Well, call it official. I’m launching an exploratory effort before running for President of the United States starting, as Anna well put: I have these fantasies some days about . . . starting up a progressive christian fellowship. That article made me think maybe I’m not wierd, maybe I’m just all postmodern, being Gen X and all.

Well, I know I’m weird, but perhaps that’s just the postmodernist speaking. Unlike her, in the part I clipped, a country church isn’t an option: I’ll be inside the Beltway.

Now, to prepare: how will I make a living, apart from a ministry? what will be the shape of this church’s mission? its primary consituency? how would it run? in what ways will it be recognizable to others within the UUA, and which ways not? what kind of relationship would I want this church to have to the UUA and ecumenically?

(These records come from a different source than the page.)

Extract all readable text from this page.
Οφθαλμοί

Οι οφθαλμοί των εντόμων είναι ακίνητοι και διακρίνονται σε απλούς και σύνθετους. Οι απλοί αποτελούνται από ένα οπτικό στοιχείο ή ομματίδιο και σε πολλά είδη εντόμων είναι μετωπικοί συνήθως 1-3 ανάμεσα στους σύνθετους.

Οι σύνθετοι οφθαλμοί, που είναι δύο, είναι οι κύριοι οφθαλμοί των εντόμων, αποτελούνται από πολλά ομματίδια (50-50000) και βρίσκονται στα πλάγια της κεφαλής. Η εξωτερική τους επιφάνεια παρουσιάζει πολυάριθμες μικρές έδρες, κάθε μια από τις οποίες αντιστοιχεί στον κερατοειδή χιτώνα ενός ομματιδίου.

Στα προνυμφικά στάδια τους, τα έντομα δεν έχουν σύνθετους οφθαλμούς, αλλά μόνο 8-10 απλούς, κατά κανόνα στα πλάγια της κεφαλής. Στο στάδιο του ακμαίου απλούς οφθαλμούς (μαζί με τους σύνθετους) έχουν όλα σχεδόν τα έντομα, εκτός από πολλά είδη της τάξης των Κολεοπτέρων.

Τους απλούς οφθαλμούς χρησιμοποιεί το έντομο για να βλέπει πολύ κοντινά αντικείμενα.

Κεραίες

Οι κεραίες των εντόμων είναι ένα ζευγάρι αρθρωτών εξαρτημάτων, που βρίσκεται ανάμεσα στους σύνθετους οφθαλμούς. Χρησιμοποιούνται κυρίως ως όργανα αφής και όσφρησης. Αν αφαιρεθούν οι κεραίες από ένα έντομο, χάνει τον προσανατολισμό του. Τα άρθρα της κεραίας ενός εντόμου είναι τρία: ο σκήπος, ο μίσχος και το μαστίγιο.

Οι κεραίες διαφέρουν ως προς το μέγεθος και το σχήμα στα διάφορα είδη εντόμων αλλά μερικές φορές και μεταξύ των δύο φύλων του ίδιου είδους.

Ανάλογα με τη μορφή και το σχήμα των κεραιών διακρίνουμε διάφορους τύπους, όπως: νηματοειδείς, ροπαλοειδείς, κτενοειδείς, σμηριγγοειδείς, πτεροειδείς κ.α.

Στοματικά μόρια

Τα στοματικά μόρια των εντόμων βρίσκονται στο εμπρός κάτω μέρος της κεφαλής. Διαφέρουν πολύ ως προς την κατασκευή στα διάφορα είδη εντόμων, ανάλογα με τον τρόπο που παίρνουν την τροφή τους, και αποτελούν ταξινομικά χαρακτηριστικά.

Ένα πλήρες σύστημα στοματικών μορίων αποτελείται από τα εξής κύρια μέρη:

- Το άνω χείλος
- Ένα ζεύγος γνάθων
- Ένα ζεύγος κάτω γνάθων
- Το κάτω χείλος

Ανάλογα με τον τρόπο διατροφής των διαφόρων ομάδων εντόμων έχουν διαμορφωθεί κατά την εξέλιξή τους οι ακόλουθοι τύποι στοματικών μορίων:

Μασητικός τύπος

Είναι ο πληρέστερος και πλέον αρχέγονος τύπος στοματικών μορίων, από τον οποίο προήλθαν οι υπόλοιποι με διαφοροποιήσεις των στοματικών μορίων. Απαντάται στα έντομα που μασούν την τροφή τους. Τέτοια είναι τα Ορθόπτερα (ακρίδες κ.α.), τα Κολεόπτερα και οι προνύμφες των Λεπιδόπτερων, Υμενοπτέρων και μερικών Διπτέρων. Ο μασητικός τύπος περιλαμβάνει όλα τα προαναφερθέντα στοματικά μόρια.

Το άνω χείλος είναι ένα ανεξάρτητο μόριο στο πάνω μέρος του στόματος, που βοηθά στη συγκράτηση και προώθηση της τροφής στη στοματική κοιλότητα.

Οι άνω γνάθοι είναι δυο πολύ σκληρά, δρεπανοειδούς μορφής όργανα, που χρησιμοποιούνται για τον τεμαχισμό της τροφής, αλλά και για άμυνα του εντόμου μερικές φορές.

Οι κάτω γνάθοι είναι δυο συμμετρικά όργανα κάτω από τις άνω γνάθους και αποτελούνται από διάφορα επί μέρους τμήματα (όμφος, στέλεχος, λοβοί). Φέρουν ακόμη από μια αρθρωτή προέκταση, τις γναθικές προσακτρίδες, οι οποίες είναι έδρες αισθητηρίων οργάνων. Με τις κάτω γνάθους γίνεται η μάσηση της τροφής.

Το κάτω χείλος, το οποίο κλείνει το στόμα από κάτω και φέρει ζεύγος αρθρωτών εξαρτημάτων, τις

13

These are a few of the dozens of questions that I’ll need to get my head around in fairly short order.

One Reply to “If I was planting . . . VII”

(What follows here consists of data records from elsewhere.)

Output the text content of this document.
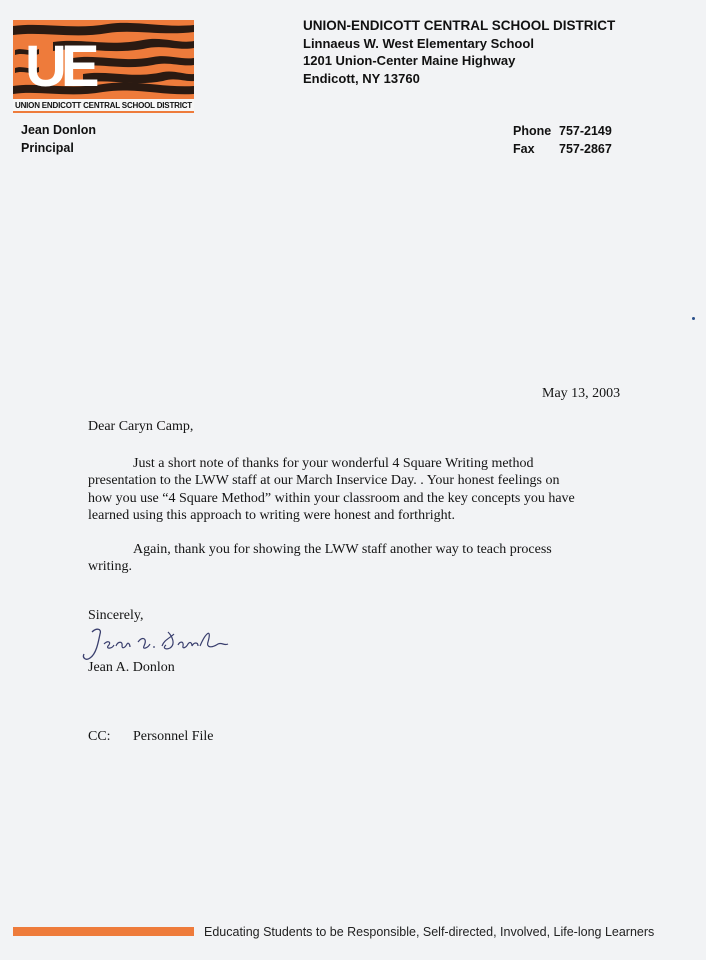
UE
UNION ENDICOTT CENTRAL SCHOOL DISTRICT
UNION-ENDICOTT CENTRAL SCHOOL DISTRICT
Linnaeus W. West Elementary School
1201 Union-Center Maine Highway
Endicott, NY 13760
Jean Donlon
Principal
Phone 757-2149
Fax 757-2867
May 13, 2003
Dear Caryn Camp,
Just a short note of thanks for your wonderful 4 Square Writing method
presentation to the LWW staff at our March Inservice Day. . Your honest feelings on
how you use “4 Square Method” within your classroom and the key concepts you have
learned using this approach to writing were honest and forthright.
Again, thank you for showing the LWW staff another way to teach process
writing.
Sincerely,
Jean A. Donlon
CC: Personnel File
Educating Students to be Responsible, Self-directed, Involved, Life-long Learners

  1. Ooo…fun! I want to play too. Wish I was closer to DC. But, regarding your questions, in my fantasy, I’m bivocational, either teaching college or being a social worker part time in addition to my ministry. Our mission is balanced between an external practice of the love Jesus demonstrated through social action and an internal spiritual journey. It’s like a practicum in that we go out and practice what we preach and bring that practice back and discuss it so it can affect what we preach. Mine is progressive in theology but high commitment. Membership is a very serious undertaking and involves pledging to do all of the above and live a certain way in keeping with the teachings of Jesus. It is open to any theological perspective as long as the fruits are the commitments mentioned above. I don’t know if anyone will come but me and my mom and my husband if I drag him. But I’m thinking disillusioned mainline Christians who want high-commitment without fundamentalism in theology. It would act out the principles and purposes, so the UUA would be a possible denomination, but I’m thinking non-denominational might be best. There’s lots of material out there to support a congregation, and the financial aspect of being part of the UUA might take money away from our social action. But without a denomination, how do you get ordained so you can do weddings etc.? I haven’t worked that out yet. This is how mine would work, but yours could be completely different. I tend to think of a house church model but with some high church rituals and better music.